I’ve noticed this in myself not only during times of physical stress, but also mental stress. In particular, when I’m feeling unfulfilled emotionally, I find myself trying to replace that emotional nourishment with food. Or if I feel like everything is going crazy around me, I end up snacking, rather than committing to a single meal. If we can begin to recognize these changes as they arise, if we can begin to understand why we are eating, we can use food as a way to reflect on our situation in life early on, and maintain our well-being through the process.
The question remains, then, how to reach this mindfulness? This will change from person to person, so it’s important to experiment with different methods to find what works for you, but I have a few suggestions to get you started.

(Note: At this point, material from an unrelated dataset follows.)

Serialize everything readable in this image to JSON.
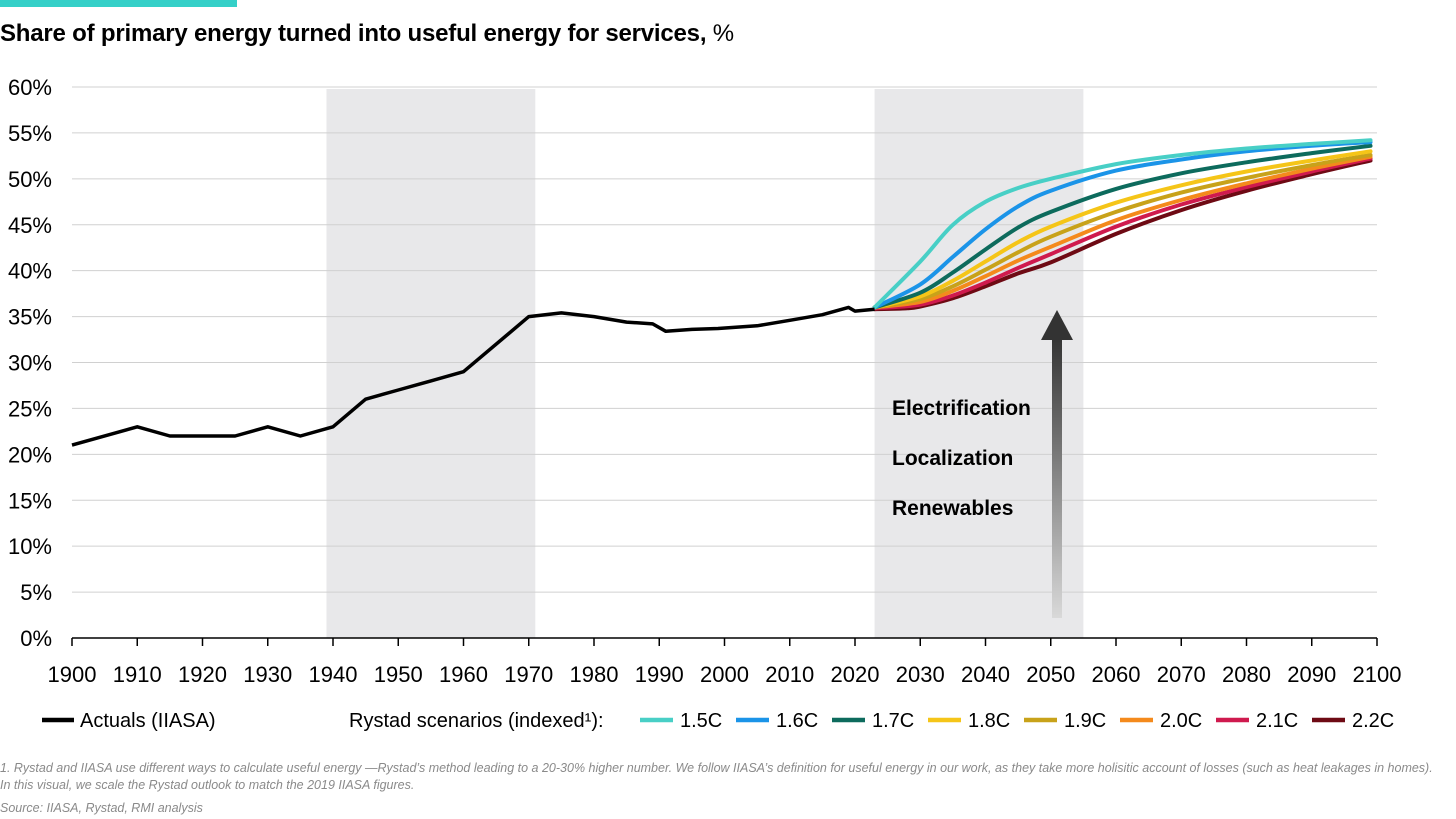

I believe that identifying habits is a great way to stat.
Tips for using food to reflect
Record: Take a week to record your eating habits and food choices. At the same time, record your sleep quality, stress levels, and emotional state. At the end of the week, compare the two and see if you can identify any patterns. You might discover some patterns you didn’t realize you had, and identifying these can help you to be aware of them and make different decisions in the future.
Respire: Taking a few moments to breathe before you eat anything is also a great quick fix, and can help you break out of these patterns. It’s hard at first, but if you take two minutes to breathe and reflect before you eat, you might find that you’re actually craving something instead of food (like emotional comfort or a moment to relax), or make healthier decisions.
Redirect: If you’re stuck in a cycle of mindless or emotional eating, I find that it’s helpful to make alternative options. Have a list of these available on the kitchen fridge or inside the snack cabinet so you don’t need to think of them on the spot. For me, I find that taking a bath or using rose essential oil can feed the nourishment I feel I need. Taking a walk, meditating, or spending some intimate time with your partner are other great options. Precooking meals is another great way to make sure something nourishing is always on hand.
Eating habits are an amazing way that our body tries to communicate with us, and can provide us with an early opportunity to reflect on our lives before we find ourselves out of balance. Whatever your situation might be, even if everything is calm at the moment, paying attention to your eating habits and tendencies is a great tool for self-reflection, and can often uncover needs we were not even aware we had.